De ahí que los moderados asumieran el difícil compromiso de constitucionalizar los fueros por la ley de 25 de octubre de 1839, y que en octubre de 1841 los fueristas les apoyaran en su intento de derribar a Espartero, indiscutido líder de los progresistas. Aquellos pagaron su intervención en el frustrado golpe de estado con el exilio, éstos con la pérdida de los fueros. Los moderados en julio de 1844 restablecieron el régimen foral al tiempo que redujeron el ámbito de actuación de las Diputaciones provinciales, instituciones de nuevo cuño que venían funcionando desde 1837, a las cuestiones electorales y de imprenta.

La dialéctica Constitución/Fueros acabó convirtiéndolos en una suerte de «gobierno Interior» de las provincias ejercido por sus propias autoridades. Los liberales, como vimos, aceptaron los fueros: durante el bienio 1854-56 ni siquiera implantaron la Milicia Nacional, pues Espartero, el mismo que otrora aboliera el régimen y disolviera la policía foral, confió la tranquilidad pública a los cuerpos de miñones y miqueletes. Y cuando de nuevo volvieron al poder tras el derrocamiento de Isabel II se comprometieron por boca de Sagasta, ministro de gobernación, a respetar los fueros vasconavarros mientras las provincias respeten a su vez al gobierno. Asimismo, con el advenimiento de la Restauración de 1876 los fueros se consideraron extinguidos, pero los problemas se mantuvieron incluso durante el siglo XX, con los puntos culminantes de la II República, con el Estatuto de Autonomía Vasco, y después con el franquismo, que restauró los fueros navarros y los de Álava.

Final. Los fueros en la actualidad

El final del Antiguo Régimen supuso la desaparición de los fueros de facto, pues la nación política no podía tomar como identidad al Trono y el Altar ni seguir el sistema medieval. Hay aún restos como el Fuero Juzgo, que pervivió como derecho vigente hasta la aprobación del Código civil a finales del siglo XIX y en la actualidad se supone sigue vigente como derecho foral civil supletorio en el País Vasco, Navarra y Aragón.
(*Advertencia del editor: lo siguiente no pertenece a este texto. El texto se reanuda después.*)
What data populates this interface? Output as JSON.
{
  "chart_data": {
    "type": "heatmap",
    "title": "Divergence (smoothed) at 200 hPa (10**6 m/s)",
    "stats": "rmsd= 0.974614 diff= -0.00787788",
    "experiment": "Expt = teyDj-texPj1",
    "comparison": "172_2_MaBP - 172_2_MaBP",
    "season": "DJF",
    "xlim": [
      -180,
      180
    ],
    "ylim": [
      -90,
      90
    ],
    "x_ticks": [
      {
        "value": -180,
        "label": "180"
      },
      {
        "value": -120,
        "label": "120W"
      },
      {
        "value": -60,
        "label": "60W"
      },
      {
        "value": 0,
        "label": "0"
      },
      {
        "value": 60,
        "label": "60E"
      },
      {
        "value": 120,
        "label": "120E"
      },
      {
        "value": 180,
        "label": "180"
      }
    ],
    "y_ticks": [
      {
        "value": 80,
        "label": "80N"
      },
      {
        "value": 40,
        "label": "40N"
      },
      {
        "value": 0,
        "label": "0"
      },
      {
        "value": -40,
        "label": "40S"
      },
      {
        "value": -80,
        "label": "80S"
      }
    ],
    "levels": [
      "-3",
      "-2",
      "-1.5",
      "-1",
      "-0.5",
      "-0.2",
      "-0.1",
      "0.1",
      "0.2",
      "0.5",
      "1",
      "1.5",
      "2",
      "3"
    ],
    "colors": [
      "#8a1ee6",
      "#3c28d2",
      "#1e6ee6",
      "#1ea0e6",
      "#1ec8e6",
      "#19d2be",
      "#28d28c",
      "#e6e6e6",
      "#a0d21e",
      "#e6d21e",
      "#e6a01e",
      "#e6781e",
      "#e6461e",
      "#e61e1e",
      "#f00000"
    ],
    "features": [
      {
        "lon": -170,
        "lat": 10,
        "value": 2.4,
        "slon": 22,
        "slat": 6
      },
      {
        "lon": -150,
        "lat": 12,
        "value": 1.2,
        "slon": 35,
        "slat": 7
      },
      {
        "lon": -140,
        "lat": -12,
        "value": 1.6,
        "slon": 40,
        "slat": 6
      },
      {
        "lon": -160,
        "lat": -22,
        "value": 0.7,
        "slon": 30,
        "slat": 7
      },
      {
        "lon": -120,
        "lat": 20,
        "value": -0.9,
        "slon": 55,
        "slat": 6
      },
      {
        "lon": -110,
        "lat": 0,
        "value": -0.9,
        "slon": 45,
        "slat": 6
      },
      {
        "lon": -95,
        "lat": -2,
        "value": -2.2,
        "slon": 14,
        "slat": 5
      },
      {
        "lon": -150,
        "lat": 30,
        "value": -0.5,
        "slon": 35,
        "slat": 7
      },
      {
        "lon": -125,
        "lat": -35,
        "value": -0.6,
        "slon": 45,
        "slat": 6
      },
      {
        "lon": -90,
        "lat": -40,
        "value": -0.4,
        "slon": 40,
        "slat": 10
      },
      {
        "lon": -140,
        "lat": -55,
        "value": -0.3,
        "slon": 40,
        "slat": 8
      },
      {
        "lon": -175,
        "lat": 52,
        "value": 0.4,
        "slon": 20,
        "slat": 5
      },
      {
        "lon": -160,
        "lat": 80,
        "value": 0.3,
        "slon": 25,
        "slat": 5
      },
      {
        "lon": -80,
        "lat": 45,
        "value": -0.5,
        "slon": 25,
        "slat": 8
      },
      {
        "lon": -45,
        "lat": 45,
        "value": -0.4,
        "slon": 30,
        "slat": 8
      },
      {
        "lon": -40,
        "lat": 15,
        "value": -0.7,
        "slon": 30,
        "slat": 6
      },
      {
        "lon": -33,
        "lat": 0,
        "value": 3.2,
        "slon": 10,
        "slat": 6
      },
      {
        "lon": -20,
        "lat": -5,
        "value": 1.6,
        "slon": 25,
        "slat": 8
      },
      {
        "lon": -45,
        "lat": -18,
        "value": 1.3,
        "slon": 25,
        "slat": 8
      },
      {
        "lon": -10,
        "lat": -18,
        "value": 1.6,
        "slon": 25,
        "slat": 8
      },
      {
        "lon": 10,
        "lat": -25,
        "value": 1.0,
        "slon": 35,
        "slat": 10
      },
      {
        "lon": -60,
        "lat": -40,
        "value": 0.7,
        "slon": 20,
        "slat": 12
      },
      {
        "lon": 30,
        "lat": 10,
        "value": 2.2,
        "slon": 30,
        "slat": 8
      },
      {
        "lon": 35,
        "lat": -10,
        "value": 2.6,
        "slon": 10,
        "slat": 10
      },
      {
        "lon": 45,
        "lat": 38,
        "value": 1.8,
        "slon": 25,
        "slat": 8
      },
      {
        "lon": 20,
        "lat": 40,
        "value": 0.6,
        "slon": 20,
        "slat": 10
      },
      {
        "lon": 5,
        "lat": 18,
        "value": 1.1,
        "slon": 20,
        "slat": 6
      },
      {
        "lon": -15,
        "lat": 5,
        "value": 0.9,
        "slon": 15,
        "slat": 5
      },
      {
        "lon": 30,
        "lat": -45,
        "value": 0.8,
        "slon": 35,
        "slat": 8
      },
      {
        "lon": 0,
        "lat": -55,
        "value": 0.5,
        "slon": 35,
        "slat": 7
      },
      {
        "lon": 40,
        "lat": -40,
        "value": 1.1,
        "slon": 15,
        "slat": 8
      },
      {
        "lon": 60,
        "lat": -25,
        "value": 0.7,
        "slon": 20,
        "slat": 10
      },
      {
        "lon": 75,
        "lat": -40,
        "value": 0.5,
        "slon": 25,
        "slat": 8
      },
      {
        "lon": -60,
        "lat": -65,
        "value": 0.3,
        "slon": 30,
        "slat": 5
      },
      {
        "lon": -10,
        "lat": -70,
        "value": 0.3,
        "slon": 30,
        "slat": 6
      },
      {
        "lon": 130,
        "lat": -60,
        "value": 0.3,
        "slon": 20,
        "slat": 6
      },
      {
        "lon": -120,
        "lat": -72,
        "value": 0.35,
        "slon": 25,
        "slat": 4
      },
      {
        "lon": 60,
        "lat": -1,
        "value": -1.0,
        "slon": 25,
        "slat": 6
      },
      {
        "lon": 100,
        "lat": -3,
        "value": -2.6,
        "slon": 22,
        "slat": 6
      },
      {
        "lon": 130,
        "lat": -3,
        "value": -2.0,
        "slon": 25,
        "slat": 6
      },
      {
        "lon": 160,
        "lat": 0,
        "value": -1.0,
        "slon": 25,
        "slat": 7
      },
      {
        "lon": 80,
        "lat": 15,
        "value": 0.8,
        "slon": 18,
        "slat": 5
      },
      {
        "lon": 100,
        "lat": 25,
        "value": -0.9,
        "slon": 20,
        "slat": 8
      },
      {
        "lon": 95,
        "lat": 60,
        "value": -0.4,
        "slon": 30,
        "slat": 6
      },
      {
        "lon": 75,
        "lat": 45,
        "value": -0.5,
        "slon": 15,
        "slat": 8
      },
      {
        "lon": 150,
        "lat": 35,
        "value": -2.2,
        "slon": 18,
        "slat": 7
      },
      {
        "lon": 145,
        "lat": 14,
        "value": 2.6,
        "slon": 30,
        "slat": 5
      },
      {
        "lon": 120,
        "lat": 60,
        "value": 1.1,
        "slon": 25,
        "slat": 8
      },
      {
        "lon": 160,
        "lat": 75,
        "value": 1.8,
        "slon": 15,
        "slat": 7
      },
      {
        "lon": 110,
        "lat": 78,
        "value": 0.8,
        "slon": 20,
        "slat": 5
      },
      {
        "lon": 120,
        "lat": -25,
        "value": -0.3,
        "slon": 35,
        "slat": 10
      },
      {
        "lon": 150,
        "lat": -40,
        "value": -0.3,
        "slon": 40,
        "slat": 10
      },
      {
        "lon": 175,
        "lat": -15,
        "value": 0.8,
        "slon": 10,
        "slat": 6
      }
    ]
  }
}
Precisamente, y en contra del fin del Antiguo Régimen, los fueros que más problemas causaron, los del País Vasco y Navarra, siguen representándose como una suerte de estatuto de autonomía fundacional de esas comunidades autónomas, dentro de la Constitución de 1978.

Sin embargo, esta pervivencia de la tradición no puede interpretarse como lo propio de unas señas de identidad vascas o navarras, como cuando se denomina a Navarra «comunidad foral». Todo lo contrario: son una palanca utilizada por los viejos foralistas, convertidos ahora en separatistas. Sabino Arana, fundador del PNV, era un carlista atemorizado por la industrialización progresiva de Vascongadas, que supondría un desmantelamiento ya efectivo del Antiguo Régimen, con la pérdida de vigencia de los caseríos y otras instituciones de la sociedad tradicional. Es completamente falso que los fueros supongan un precedente del autogobierno de esas comunidades, expresión por otro lado confusa y contradictoria, igual que la de autodeterminación. ¿Cómo puede autodeterminarse o autogobernarse algo que previamente no existe y, en este caso, carece de soberanía? Bajo la coartada de los fueros se encuentra la sombra del Antiguo Régimen, el caciquismo del siglo XIX y otras muchas amenazas contra España que son alentadas desde terceros países y que han de ser neutralizadas más pronto que tarde.